“If I die in here,” she whispered, “I’m haunting you for eternity.”
His mouth curved then shrugged, raising one hand as if questioning her and whispered back, “Hey, I followed you here. You just had to trust your instincts.” He gestured her forward with infuriating calm and then walked behind Ella into the cottage.
Inside, it smelled like flowers and honey, every surface holding something: jars with careful labels, dried bundles of leaves, a bowl of shells sorted by color, and stones with holes through their centers. There were teacups that didn’t match, andon the far wall, a string was hung with little squares of paper, each painted with a symbol in black ink. Ella didn’t recognize all of them, but she knew how it felt to stand near words that meant more than the ink they were made of.
Octavia poured tea the color of fresh dirt. “I’m sorry if the vision startled you,” she said, all contrition and dimples.
Ella went still.
She remembered where she’d heard “Octavia.”
That name had lived at the root of her choices for years.

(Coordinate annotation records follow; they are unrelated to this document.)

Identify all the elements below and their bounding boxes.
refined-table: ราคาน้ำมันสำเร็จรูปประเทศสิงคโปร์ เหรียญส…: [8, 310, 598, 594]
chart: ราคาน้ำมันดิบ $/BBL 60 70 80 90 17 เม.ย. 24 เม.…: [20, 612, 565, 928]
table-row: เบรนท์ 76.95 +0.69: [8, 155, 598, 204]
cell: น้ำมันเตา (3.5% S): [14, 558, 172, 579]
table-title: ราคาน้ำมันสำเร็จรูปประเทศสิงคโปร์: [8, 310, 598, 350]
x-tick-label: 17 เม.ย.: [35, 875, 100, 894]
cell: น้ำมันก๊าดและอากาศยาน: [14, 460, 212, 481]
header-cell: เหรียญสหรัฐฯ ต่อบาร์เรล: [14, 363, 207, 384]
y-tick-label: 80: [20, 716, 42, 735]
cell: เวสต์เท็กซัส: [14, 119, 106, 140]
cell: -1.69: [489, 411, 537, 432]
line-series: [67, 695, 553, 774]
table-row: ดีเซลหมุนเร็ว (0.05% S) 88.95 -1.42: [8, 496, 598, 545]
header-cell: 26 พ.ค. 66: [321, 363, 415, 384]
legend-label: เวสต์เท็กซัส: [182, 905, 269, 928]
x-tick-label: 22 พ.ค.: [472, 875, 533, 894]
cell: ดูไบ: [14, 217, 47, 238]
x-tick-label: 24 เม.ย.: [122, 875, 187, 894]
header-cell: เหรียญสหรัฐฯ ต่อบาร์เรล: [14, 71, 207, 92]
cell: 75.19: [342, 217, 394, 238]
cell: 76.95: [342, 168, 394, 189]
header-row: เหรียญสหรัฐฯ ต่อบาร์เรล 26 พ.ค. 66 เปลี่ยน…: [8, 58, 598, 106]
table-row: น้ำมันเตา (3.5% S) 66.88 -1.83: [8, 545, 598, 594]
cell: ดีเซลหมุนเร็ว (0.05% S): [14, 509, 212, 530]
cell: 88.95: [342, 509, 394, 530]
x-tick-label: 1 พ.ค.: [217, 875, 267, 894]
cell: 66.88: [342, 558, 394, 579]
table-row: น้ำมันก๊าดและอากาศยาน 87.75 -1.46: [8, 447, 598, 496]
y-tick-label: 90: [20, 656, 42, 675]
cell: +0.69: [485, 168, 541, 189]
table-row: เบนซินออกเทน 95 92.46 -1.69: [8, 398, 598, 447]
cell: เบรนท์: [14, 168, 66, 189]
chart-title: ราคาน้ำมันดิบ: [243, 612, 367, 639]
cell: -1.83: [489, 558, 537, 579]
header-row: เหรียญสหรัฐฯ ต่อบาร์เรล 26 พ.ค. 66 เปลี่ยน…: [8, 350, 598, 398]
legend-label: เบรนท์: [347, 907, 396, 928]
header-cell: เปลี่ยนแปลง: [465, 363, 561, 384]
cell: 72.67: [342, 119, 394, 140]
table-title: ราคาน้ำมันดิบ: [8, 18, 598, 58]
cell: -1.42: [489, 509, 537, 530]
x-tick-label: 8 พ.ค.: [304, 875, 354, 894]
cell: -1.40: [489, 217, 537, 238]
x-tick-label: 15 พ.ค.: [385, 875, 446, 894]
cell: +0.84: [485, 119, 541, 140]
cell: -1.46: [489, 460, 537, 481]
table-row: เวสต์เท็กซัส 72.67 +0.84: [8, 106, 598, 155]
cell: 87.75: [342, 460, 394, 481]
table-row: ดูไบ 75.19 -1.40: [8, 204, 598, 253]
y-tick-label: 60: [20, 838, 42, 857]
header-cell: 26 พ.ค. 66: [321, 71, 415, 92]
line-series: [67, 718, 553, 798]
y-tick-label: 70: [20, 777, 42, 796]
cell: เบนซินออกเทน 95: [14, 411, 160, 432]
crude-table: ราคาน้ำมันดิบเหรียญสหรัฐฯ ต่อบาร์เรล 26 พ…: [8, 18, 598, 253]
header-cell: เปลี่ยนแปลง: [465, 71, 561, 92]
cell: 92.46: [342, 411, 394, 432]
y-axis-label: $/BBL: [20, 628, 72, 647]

Octavia was the voice she’d heard in the dream that drove her from Orchid, the vision that told her to follow the prophecy’s pull north. To search for the relic.
“You’re the one,” Ella whispered. “The vision was yours.”
“When they come that strong, I tend to fall right out of myself. Full blackout. It’s very inconvenient. Once, I woke up spinning on a windmill. Another time in a fisherman’s net, quite frightening actually. It was rank with the scent of disappointing men. Oh and once, in a duchess’s wardrobe. We had a very honest talk about her taste in hats.”
A sound broke the air; Jakobav’s laugh sounded more like a bark. His hand went to his mouth at once, turning it into a cough as if the sound had betrayed him.
What a bizarre moment for him to develop a sense of humor.
She shot him a glare, then turned back to Octavia. “You projected it?” she said slowly. “Into my mind?”
Octavia’s curls bounced. “A courtesy when the thread insists. The future is a fickle animal, dearie. Sometimes it drags you by the hem until you agree to look.”
Jakobav settled by the window, not touching anything, and his eyes seemed to be counting exits out of habit. Octavia noticed and smiled.
He looked like a large, polite wolf trying to sit in a tea chair.
Suddenly, Octavia’s brightness shifted, and a sorrow passed over her features that made her look older by a century. She set the teapot down with care and took Ella’s hand, warmth moving up Ella’s arm with the contact as if someone had poured sunlight into her veins.
“Your mother,” Octavia said very softly. “Queen Serenya.”
The name struck like a blade. For an instant, Ella couldn’t breathe, her chest hollowing, the air shattering in her throat, and the world tilting as though the floor had given way beneath her. She’d been holding herself together with mission and duty, but that name unstitched her in a single stroke.
Jakobav was there before she could unravel into the depths of it, one hand firm at the small of her back and the other braced against her arm as if he would not let her fall even an inch. His touch steadied her, yet it was his presence at her side that pulled her back from the edge. He didn’t speak, but everything in him told her she wasn’t alone.
“She was light,” Octavia continued. “A brave light. She chose to spend it.”
Ella folded in on the ache, her vision blurring as grief consumed her. She’d known grief would come like this, sudden and crushing, but still worse was knowing she had not been there. She’d been running across strange soil, bleeding on borders, sleeping in borrowed bedrolls, chasing a path the fates had carved for her. That path might save more than her own kingdom, but at the cost of never saying goodbye.
Jakobav’s hand remained on her back, a wordless anchor holding her upright. Octavia clasped her free hand and hovered until her strength returned. The strangeness of their combined presence was not unwelcome, and when Ella’s eyes finally cleared, Octavia’s were kind and bright, shining with far less pity.
“The land loves you,” Octavia said, squeezing her fingers. “It called you home for a reason.”
A little current prickled Ella’s wrist where the Thread-burned crescent lay.
Octavia’s eyes went white like a storm erasing a horizon, the chimes at the door ringing despite the lack of wind.
Her voice, when it came, belonged to a mouth of ancient riddles.
“When ash is a crown and green is a throne, the daughter of embers will claim what is sown. A queen lays down, and the river runs wide. Blood writes a bridge where the realms used to divide.
Seek where the roots drink fire and the orchids wear night. The key that you chase is a mirror turned right. Not iron, not stone, not the bone of a king. The lock lives in flesh, and the door is a wing.
One path is storm, and one path is sky. One bears a taste that the earth will deny. Choose with your marrow when the Veil begins to thin. The oath that you keep is the war that you win.”
The words vibrated in the air, very calm and very terrible.